8. Avoid guilt and self-blame
No, it’s not your fault and it never was. Stop blaming yourself. Stop feeling sorry for them. Stop feeling guilty. You haven’t done anything wrong by standing up for yourself. An abuser will make you believe that the emotional abuse you experience is completely your fault. Do not believe that narrative. This is how they control you and make you comply. The problem is not with you, but with them. You don’t need to explain anything to the abuser. Free yourself from the burden of guilt, shame and blame.
9. Avoid arguments
One of the smartest things you can do when dealing with emotional abuse is avoiding engaging with the abuser. Narcissistic abusers have a tendency to pull you into their toxic world and then put the blame on you. They feed off your reactions as it boosts their ego. But when you learn to pause and step back from the discussion, argument or confrontation, you take the power back to control your thoughts, emotions and mood. Granted it will not be the easiest thing to do, but it will be worth it. When you refuse to play their games, give in to their demands, give explanations, apologize and protect their feelings instead of your own, you deny them of the satisfaction. This is the most self-empowering thing you can do.
10. Practice self-love and self-care
According to psychotherapist and author Amy Lewis Bear, you are the only person who can nurture yourself the way you need. “The more she nurtures herself, the more healing she will experience. She should find a hobby or activity that makes her feel good and restores a healthy sense of self,” adds Amy. If you had an abusive childhood, then it’s likely that you may become a people-pleaser as an adult and end up in relationships with narcissists.

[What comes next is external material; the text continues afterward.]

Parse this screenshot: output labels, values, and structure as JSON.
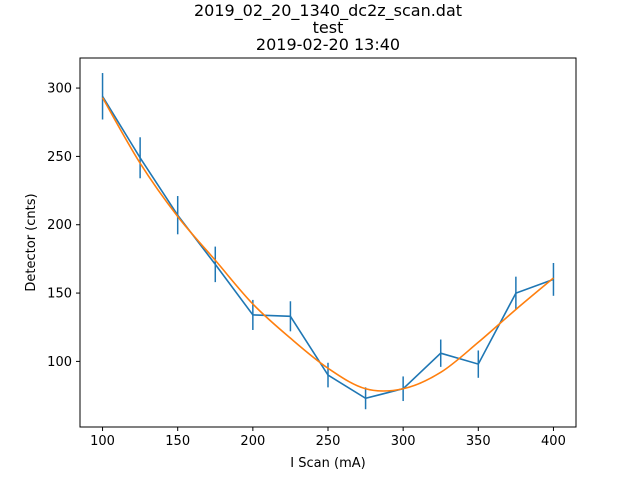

However, the more you take care of others, the less you will care about your own needs. Moreover, an abuser may also program their victim to avoid their needs by making them feel that they are not important enough. This is why when you begin your healing journey, you need to start by focusing on your physical, emotional, mental, sexual and spiritual needs.
Make sure to do simple things to practice self-love such as:
- Getting enough sleep
- Eating nutritious meals
- Engaging in self-care practices, like exercise, massages, spas, meditation, walking in nature
- Doing things you love and pursue hobbies
- Consulting a doctor for any mental or physical health issues
11. Stop being a savior
It’s one thing being empathic, but trying to save someone who doesn’t need saving is a whole other thing. Narcissists like the way they are and they don’t need you to “fix” them, even though they may make you believe that. You need to realize that no matter how hard you may try, you can never make them change who they are. Emotional abuse is a choice which they make every single day. The only thing you can change is your mindset and how you respond to them.
Read also: 7 Reasons Why People End Up Loving An Abuser
12. Walk away
If your abusive partner refuses to change their behavior and respect your boundaries, the last thing you can do is end the relationship and walk away. You have nothing to gain by tolerating emotional abuse day after day and being in this relationship forever. It will not only affect your mental health, but also your physical health as well. You need to plan and take the necessary step to leave the relationship. However, as each relationship is unique, it is best to talk to trusted friends and family members first. You may even consult with a counselor or lawyer if you are worried about your or your children’s safety as emotional abuse can often lead to physical abuse.